Each received a 15-year prison sentence for their involvement in the ambush and killing of the journalists. The three men, all elderly and absent from the courtroom, were sentenced in absentia. García and Morán are currently under police guard at a private hospital in San Salvador, while Reyes Mena remains in the United States, with El Salvador seeking his extradition.

The victims—Koos Koster, Jan Kuiper, Hans ter Laag, and Joop Willemsen—were working for Dutch broadcaster IKON, reporting on El Salvador’s brutal civil war. They had joined leftist guerrillas to document the conflict from behind rebel lines. On March 17, 1982, the group was ambushed and killed by Salvadoran soldiers armed with assault rifles and machine guns.

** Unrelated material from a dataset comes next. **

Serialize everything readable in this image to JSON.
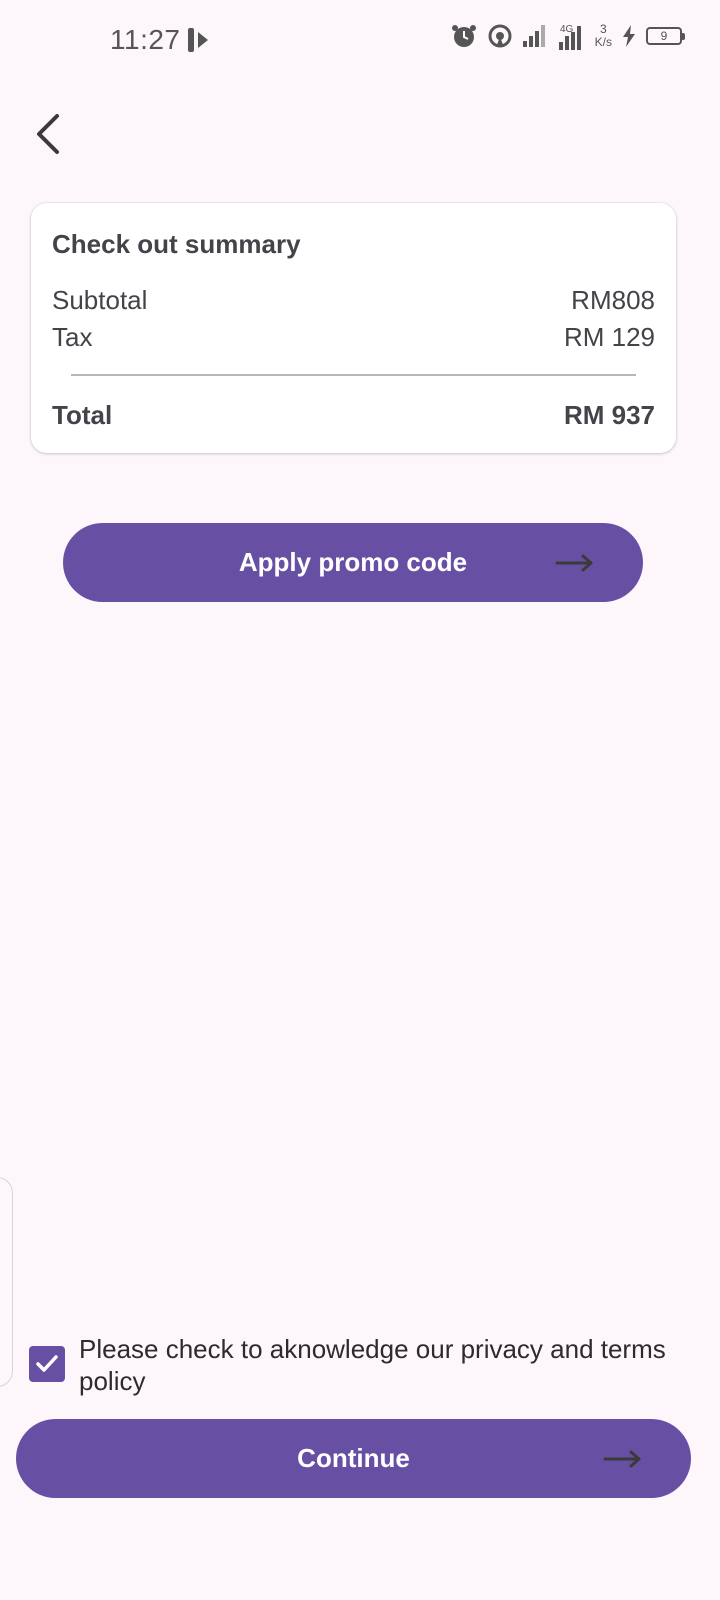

A United Nations Truth Commission later concluded the murders were the result of a carefully orchestrated military ambush, planned by Reyes Mena with the knowledge of other high-ranking officials.

The case languished for decades, hindered by a post-war amnesty law that was only overturned in 2016. The prosecution was reopened in 2018, following years of pressure from victims’ families, the Dutch government, and the European Union.

The jury also condemned the Salvadoran state for its long delay in delivering justice and ordered President Nayib Bukele, as commander-in-chief of the armed forces, to issue a public apology to the victims’ families.

Dutch Foreign Minister Caspar Veldkamp welcomed the verdict, calling it “an important moment in the fight against impunity and in the pursuit of justice for the four Dutch journalists and their next of kin”.

This is the first time a case from El Salvador’s civil war investigated by the UN has resulted in a conviction. Human rights advocates and relatives of other victims hope this sets a precedent for further prosecutions of wartime atrocities that left an estimated 75,000 civilians dead and thousands missing between 1980 and 1992.

Oscar Pérez, attorney for the victims’ families, stated, “We have clearly demonstrated the extent of the culpability of those charged. The entire organized power structure that influenced the political and military decisions resulting in the journalists’ deaths was involved.”